By Nguyen Quy   January 8, 2019 | 10:47 pm PT
Hoi An on list of heritage sites at climate change risk
Tourists sit on a boat in Hoi An in November 2017 as heavy rains triggered by storm Damrey submerged the ancient town. Photo by VnExpress/Quynh Tran
The ancient town of Hoi An is on the list of UNESCO-recognized heritage sites at risk from climate change.

American news channel CNN recently warned that climate change is drastically impacting some of the world’s most treasured heritage sites, and the ancient town of Hoi An, which lies on the Thu Bon River around 30 kilometers south of Da Nang, is one of them.
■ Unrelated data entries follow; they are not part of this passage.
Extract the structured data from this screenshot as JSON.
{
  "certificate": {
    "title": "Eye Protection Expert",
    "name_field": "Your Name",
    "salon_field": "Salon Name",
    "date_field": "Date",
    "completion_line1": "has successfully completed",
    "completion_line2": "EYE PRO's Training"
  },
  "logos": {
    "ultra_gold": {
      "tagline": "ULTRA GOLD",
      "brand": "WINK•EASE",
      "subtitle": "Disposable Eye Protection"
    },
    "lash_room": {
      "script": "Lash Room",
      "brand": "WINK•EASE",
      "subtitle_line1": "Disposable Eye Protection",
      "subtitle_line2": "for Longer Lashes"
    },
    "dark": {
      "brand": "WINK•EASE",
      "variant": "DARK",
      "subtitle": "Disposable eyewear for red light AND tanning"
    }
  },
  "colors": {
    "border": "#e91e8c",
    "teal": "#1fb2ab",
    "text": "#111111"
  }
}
The news site cited a joint report by the United Nations Environment Program, UNESCO and the Union of Concerned Scientists, which said Hoi An is prone to flooding during the rainy season and that climate change is expected to worsen the situation in the coming years.

Much of Hoi An is at or no less than two meters above sea level, making it vulnerable to sea-level rise and storm surges, the report says.

In November 2017, Hoi An, which was named by UNESCO a world heritage site in 1999, experienced the worst flooding in history when many parts of the town were flooded following heavy downpours triggered by storm Damrey. The storm killed at least 106 people and caused around VND22 trillion (nearly $1 billion) in loss in the central region.

Rising sea levels have caused serious coastal erosion at Cua Dai Beach, a major tourist draw near the ancient town. It already loses between 10 and 20 meters of land to erosion annually.

Cua Dai was once at risk of disappearing from the global tourism map. In October 2014, huge waves demolished a concrete embankment and eroded nearly 200 meters of the beach on a three kilometer stretch. Scientists blamed the erosion on upstream hydropower plants that robbed the beach of its sand.

Local authorities spent around VND70 billion ($3.08 million) building a new embankment, installing iron pilings and dumping sand in the area to save Cua Dai, which they viewed as a valuable tourism resource for Hoi An.

The whole of An Dinh district in Hoi An, filled with heritage houses dating back from the 16th and 17th centuries, could be flooded annually by 2020, according to a recent U.N.-Habitat vulnerability assessment.

Other climate change vulnerable world heritage sites listed by the CNN list include the Yellowstone National Park in the U.S., the Sagarmatha National Park in Nepal, the Philippines’ Cordilleras, Venice in Italy and Japan’s Shiretoko Peninsula.

"Virtually every World Heritage site has some level of threat from climate change," said Adam Markham, deputy director of the Climate and Energy Program at the Union of Concerned Scientists, based in the U.S., as cited in the report.

One in four natural World Heritage sites are highly threatened by climate change, according to the International Union for Conservation of Nature's (IUCN) global assessment of 241 natural sites.

This has doubled from 2014 to 2017, according to the report, making climate change the "fastest growing threat."

Vietnam is one of the top five countries most adversely affected by climate change, according to Vietnam’s Institute of Strategy and Policy.

Over the last 50 years, Vietnam’s average annual surface temperature has increased by approximately 0.5 -0.7 degree Celsius, while the sea level has risen by approximately 20 centimeters.

The United Nations warns that if sea levels rise by one meter, Vietnam will face a loss of $17 billion each year; one fifth of the population or some 18 million will be homeless and 12.3 percent of farmland will disappear.